Закрытые глаза чародея Кнэфа были густо обведены чёрной краской по традиции его южной страны. Полные губы тоже казались очерченными. Матовая бледная кожа, как у холёных красавиц, выдавала примесь северной крови.
Сердце Беры выскакивало из груди: за Кнэфа родители станут сватать её с удвоенной силой, всё же принц. Пусть он в неофициальном изгнании, но царская кровь, честь и всё такое, и прощай свобода, прощай служба. У Беры дыбом вставали волосы.
Собираясь закричать «Убирайся!», она сдёрнула с Кнэфа одеяло и подавилась возгласом: на спине и плечах Кнэфа живого места не осталось из-за царапин, пересекавших церемониальные татуировки. Он словно с дикой кошкой подрался.
Эта мысль пробудила воспоминания.
«Дикая кошка», – назвал её Кнэф, разглядывая в зеркало на стене гостиной царапины. И добавил: «Не думал, что ты такая горячая». От его низкого чувственного голоса внутри всё завибрировало, и Бера засмеялась.
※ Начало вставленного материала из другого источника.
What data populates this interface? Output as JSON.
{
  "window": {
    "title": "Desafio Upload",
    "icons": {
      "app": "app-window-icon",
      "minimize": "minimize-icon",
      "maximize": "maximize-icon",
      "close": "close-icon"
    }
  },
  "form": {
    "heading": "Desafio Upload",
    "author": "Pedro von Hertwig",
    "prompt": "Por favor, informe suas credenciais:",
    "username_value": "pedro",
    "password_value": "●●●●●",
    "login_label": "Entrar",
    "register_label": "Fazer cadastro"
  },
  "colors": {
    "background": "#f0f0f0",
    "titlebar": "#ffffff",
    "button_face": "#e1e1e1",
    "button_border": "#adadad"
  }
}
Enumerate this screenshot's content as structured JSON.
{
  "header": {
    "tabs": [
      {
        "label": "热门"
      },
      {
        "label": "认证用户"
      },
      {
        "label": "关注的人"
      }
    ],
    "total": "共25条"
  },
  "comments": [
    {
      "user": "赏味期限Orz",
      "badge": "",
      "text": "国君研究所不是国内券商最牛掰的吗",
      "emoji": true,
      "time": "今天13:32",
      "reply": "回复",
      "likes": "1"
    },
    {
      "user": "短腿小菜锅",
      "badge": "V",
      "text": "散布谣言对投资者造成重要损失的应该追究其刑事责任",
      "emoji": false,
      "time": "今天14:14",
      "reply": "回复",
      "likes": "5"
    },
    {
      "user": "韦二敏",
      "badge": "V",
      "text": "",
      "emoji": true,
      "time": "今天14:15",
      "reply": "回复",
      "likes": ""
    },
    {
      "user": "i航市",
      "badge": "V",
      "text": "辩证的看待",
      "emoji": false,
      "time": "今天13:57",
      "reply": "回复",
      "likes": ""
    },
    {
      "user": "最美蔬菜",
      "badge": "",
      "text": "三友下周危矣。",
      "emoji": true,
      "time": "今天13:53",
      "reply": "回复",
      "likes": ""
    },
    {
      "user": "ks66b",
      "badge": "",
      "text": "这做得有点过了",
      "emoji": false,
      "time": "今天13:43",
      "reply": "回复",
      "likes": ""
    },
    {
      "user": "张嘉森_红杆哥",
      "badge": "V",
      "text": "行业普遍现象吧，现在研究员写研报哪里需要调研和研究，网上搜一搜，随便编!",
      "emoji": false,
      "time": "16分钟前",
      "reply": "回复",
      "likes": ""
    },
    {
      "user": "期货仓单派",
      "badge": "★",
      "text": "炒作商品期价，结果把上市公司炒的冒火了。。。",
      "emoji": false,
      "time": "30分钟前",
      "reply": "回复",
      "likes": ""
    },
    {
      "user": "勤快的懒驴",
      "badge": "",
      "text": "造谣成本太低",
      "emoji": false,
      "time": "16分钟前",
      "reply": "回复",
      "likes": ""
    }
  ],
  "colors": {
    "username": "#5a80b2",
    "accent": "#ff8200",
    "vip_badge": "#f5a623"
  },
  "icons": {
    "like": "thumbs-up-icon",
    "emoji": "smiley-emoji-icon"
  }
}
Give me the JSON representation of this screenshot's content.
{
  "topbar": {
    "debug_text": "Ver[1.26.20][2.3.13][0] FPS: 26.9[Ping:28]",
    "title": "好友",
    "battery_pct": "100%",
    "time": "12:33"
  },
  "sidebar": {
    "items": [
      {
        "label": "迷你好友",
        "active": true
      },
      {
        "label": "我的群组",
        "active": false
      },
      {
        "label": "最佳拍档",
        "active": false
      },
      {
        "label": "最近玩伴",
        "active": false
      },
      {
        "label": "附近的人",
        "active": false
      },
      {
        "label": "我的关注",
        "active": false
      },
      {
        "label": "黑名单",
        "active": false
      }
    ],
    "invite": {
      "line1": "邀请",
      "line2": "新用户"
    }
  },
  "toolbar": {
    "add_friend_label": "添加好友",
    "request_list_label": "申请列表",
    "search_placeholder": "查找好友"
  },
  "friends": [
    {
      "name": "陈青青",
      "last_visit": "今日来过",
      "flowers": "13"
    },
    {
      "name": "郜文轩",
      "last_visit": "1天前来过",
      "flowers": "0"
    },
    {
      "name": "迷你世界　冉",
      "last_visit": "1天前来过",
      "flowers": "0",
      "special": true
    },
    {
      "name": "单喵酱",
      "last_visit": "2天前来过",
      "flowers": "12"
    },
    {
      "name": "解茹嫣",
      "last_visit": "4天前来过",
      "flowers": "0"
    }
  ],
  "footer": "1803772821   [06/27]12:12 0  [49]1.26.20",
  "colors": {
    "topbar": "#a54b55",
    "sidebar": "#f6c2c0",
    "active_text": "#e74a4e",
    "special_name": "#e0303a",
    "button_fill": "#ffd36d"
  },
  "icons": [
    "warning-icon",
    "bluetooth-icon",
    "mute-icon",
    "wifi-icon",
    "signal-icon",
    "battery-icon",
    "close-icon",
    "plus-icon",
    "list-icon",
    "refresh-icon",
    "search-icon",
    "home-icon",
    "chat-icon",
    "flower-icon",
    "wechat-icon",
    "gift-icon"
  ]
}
Сейчас она жгуче покраснела. И ещё сильнее её лицо припекло от воспоминания, как Кнэф ел с низа её живота клубнику.
– Кошмар его побери! – Бера закрыла лицо руками: она же не такая развратная.
Она не могла себя так вести.
Но память говорила другое… И Бера пожалела о её возвращении…
Бера вышла из Стражериума, не замечая, как мерцают в свете заходящего солнца статуи легендарных стражей, хотя это зрелище завораживало её с детства и даже теперь, после двух лет обучения и года службы. Бера брела, не слыша окликов дежурных, пытавшихся ей что-то втолковать.
Если бы кто остановил её и попытался заговорить, она не смогла бы понять чужих слов – так разрывалось её сердце.
На улицах Гатарха зажигали фонари, на тонких шпилях наливались алым светом защитные руны.
Небо почернело. Бера шла и шла, отстранённо думая, что разверзшуюся в груди пустоту надо чем-то залить, а из головы вытравить надменную речь Ёфура: «Бера, неужели ты до сих пор не наигралась? Все эти забеги в Пустошь, попытки казаться сильной, это место в отряде – прекрати позорить себя и семью. Девушке не место среди стражей. Пора бы это понять. Ты для отряда – обуза. Слабость. Ты ставишь всех нас под угрозу самим своим присутствием».
Стиснув виски, Бера прислонилась к стене дома: шершавой, колющей скорлупками штукатурки. Впервые до неё стало доходить, что она забрела в нижний город – бедный квартал у городской стены, прибежище нищих и преступников. Но ей не было страшно, наоборот – опасность смягчала боль.
Через перекрёсток от места, где Бера привалилась к дому, скрипуче отворилась дверь. Свет и хриплое пение выплеснулись из приземистого строения. Ветер подхватил запахи пережаренной еды, жгучего перца и перегара.
И Бера направилась туда.
Здравомыслящая её часть, сохранившая немного от воспитанной леди, требовала опомниться и уйти. Но Бера оттолкнула с дороги пьянчужку в лохмотьях и протопала к стойке.